Schwimmen & Freiheit
Welcome
Wer einem Illegalen hilft, macht sich strafbar. Wer einen Illegalen beherbergt, und sei es nur für eine Nacht, macht sich strafbar. Wer einen illegalen Anhalter mitnimmt, macht sich strafbar. Wer einem Illegalen eine Decke oder eine Mahlzeit reicht oder ihm den Akku seines Handys auflädt, seine einzige Verbindung in die alte und vielleicht auch schon die neue Heimat, macht sich strafbar. Die Festung Europa beschützt ihre Grenzen, und wenn einer es doch einmal hinein schafft, wird er eben innerhalb ihrer Mauern ausgegrenzt. Mit Menschenrechten hat das nichts tun, trotzdem ist es geltendes Recht. In Frankreich.
In Frankreich, in der Region Pas-de-Calais, spielt »Welcome«. Ein Wort, das immer gern genommen wird, wenn es auf Fußabtretern steht und vor der Wohnungstür in Richtung des Besuchers zeigt. Im Kontext dieses Films ist es der pure Hohn. Welcome, willkommen, ist hier nun wirklich niemand, der von außen kommt. Wenn er arm ist, dunkelhäutig oder Muslim, dann schon gar nicht.

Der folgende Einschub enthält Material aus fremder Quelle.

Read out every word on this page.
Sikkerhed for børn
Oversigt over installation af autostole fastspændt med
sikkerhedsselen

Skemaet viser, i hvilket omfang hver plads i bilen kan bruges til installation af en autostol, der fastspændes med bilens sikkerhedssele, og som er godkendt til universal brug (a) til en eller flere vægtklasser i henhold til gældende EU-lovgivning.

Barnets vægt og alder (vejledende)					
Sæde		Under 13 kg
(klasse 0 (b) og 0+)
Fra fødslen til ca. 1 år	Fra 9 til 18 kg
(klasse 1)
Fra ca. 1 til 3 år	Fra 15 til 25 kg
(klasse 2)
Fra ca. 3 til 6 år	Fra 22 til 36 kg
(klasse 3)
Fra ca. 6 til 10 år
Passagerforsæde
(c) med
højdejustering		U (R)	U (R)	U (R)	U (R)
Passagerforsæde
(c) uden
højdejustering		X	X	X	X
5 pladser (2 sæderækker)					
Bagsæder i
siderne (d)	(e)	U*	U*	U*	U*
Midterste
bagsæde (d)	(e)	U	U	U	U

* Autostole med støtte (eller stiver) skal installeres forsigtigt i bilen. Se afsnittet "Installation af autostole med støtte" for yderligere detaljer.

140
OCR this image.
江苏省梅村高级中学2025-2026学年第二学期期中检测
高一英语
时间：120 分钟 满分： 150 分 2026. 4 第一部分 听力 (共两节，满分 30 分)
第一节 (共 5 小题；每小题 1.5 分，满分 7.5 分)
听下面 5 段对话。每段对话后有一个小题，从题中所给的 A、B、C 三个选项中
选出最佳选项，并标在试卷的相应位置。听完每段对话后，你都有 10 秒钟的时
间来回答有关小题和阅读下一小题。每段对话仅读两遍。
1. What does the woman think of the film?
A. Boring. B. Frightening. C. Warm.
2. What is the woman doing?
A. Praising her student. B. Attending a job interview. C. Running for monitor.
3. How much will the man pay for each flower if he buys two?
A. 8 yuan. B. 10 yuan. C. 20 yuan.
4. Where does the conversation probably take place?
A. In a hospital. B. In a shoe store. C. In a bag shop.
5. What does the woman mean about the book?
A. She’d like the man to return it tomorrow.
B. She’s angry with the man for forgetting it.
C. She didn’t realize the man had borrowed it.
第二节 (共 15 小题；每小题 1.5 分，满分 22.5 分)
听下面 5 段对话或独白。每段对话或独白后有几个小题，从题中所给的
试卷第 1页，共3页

Außer natürlich, er schuftete zu Löhnen, die auch wieder der pure Hohn sind, unter Arbeitsumständen, die keiner Überprüfung standhielten, ließe sich in Städten möglichst wenig sehen und stellte keinerlei, aber auch wirklich keinerlei, Ansprüche an die Qualität seiner Behausung. Eine Plane, eine Bauruine, ein Abrisshaus oder ungenutztes Fabrikgebäude müsste doch reichen. Und weil es warm ist in den Gegenden, in denen man billige Landarbeiter braucht, damit die Tomaten nicht zu teuer werden, in Italien, in Spanien, warum nicht gleich unter freiem Himmel schlafen?
Aber zurück nach Calais. Das Auffanglager von Sangatte ist geschlossen, in dem Migranten unterkamen, die es quer durch Europa geschafft hatten, nur um am Ärmelkanal zu scheitern. Die Illegalen kommen trotzdem, nur leben sie jetzt auf der Straße. Wer ihnen hilft, macht sich strafbar. Philippe Lioret, der für seinen vielfach preisgekrönten Film mit dem zynischen Willkommensgruß im Titel in und um Calais auf Recherche ging, lässt seine Wut über die allgemeine Indifferenz gegenüber der Misere an einem Bademeister aus. Der heißt Simon, hat eigentlich nur die Frau im Kopf, die sich gerade von ihm getrennt hat, und macht ansonsten seine Arbeit. Ein Kleinbürger mit komfortabler Wohnung, einer, der die Migranten bisher nicht einmal zur Kenntnis nahm. Bis Bilal bei ihm Schwimmstunden nimmt, der als Kurde aus dem Irak geflüchtet ist und ganz dringend verhindern muss, dass seine Freundin in London von ihrem Vater zwangsverheiratet wird.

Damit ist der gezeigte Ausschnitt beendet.